Anaemia associated with cancer and cancer therapy is an important clinical factor in the treatment of malignant diseases. Therapeutic alternatives are recombinant human erythropoiesis stimulating agents (ESAs) and red blood cell transfusions.
To assess the effects of ESAs to either prevent or treat anaemia in cancer patients.
This is an update of a Cochrane review first published in 2004. We searched the Central Register of Controlled Trials (CENTRAL), MEDLINE and EMBASE and other databases. Searches were done for the periods 01/1985 to 12/2001 for the first review, 1/2002 to 04/2005 for the first update and to November 2011 for the current update. We also contacted experts in the field and pharmaceutical companies.
Randomised controlled trials on managing anaemia in cancer patients receiving or not receiving anti-cancer therapy that compared the use of ESAs (plus transfusion if needed).
Several review authors assessed trial quality and extracted data. One review author assessed quality assessment and extracted data, a second review author checked for correctness.

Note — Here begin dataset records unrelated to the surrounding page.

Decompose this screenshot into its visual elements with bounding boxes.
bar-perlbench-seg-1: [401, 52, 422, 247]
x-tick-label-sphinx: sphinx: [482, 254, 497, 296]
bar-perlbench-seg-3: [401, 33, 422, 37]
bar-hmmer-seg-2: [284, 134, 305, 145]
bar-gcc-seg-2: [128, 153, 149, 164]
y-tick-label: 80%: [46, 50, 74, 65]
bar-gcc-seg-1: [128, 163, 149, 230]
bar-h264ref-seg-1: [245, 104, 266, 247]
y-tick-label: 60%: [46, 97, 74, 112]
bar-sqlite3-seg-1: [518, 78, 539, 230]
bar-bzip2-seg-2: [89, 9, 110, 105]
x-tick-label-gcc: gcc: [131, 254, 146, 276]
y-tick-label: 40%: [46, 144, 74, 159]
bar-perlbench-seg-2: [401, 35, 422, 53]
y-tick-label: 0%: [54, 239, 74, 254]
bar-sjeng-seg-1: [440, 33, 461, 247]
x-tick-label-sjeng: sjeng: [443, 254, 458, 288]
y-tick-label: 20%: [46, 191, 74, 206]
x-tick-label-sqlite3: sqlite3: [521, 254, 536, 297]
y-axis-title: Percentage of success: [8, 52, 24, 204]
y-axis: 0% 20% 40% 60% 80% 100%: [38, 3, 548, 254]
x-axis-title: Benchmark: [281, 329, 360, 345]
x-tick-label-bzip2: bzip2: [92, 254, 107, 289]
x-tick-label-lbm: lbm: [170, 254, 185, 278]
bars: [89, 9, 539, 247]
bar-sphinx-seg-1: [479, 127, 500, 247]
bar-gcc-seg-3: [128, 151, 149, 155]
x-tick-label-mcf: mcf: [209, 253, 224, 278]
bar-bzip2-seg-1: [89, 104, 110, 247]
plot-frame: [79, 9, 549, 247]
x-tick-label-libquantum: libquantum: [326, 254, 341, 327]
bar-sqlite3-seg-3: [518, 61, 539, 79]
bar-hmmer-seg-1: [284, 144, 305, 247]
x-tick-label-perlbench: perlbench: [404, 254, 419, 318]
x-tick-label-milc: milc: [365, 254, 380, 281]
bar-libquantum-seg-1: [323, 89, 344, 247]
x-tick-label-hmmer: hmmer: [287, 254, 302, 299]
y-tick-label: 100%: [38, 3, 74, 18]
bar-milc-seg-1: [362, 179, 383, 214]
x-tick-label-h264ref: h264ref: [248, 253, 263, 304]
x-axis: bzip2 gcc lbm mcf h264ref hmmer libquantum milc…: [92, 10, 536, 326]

This update of the systematic review includes a total of 91 trials with 20,102 participants. Use of ESAs significantly reduced the relative risk of red blood cell transfusions (risk ratio (RR) 0.65; 95% confidence interval (CI) 0.62 to 0.68, 70 trials, N = 16,093). On average, participants in the ESAs group received one unit of blood less than the control group (mean difference (MD) -0.98; 95% CI -1.17 to -0.78, 19 trials, N = 4,715). Haematological response was observed more often in participants receiving ESAs (RR 3.93; 95% CI 3.10 to 3.71, 31 trials, N = 6,413). There was suggestive evidence that ESAs may improve Quality of Life (QoL). There was strong evidence that ESAs increase mortality during active study period (hazard ratio (HR) 1.17; 95% CI 1.06 to 1.29, 70 trials, N = 15,935) and some evidence that ESAs decrease overall survival (HR 1.05; 95% CI 1.00 to 1.11, 78 trials, N = 19,003). The risk ratio for thromboembolic complications was increased in patients receiving ESAs compared to controls (RR 1.52, 95% CI 1.34 to 1.74; 57 trials, N = 15,498). ESAs may also increase the risk for hypertension (fixed-effect model: RR 1.30; 95% CI 1.08 to 1.56; random-effects model: RR 1.12; 95% CI 0.94 to 1.33, 31 trials, N = 7,228) and thrombocytopenia/haemorrhage (RR 1.21; 95% CI 1.04 to 1.42; 21 trials, N = 4,507). There was insufficient evidence to support an effect of ESA on tumour response (fixed-effect RR 1.02; 95% CI 0.98 to 1.06, 15 trials, N = 5,012).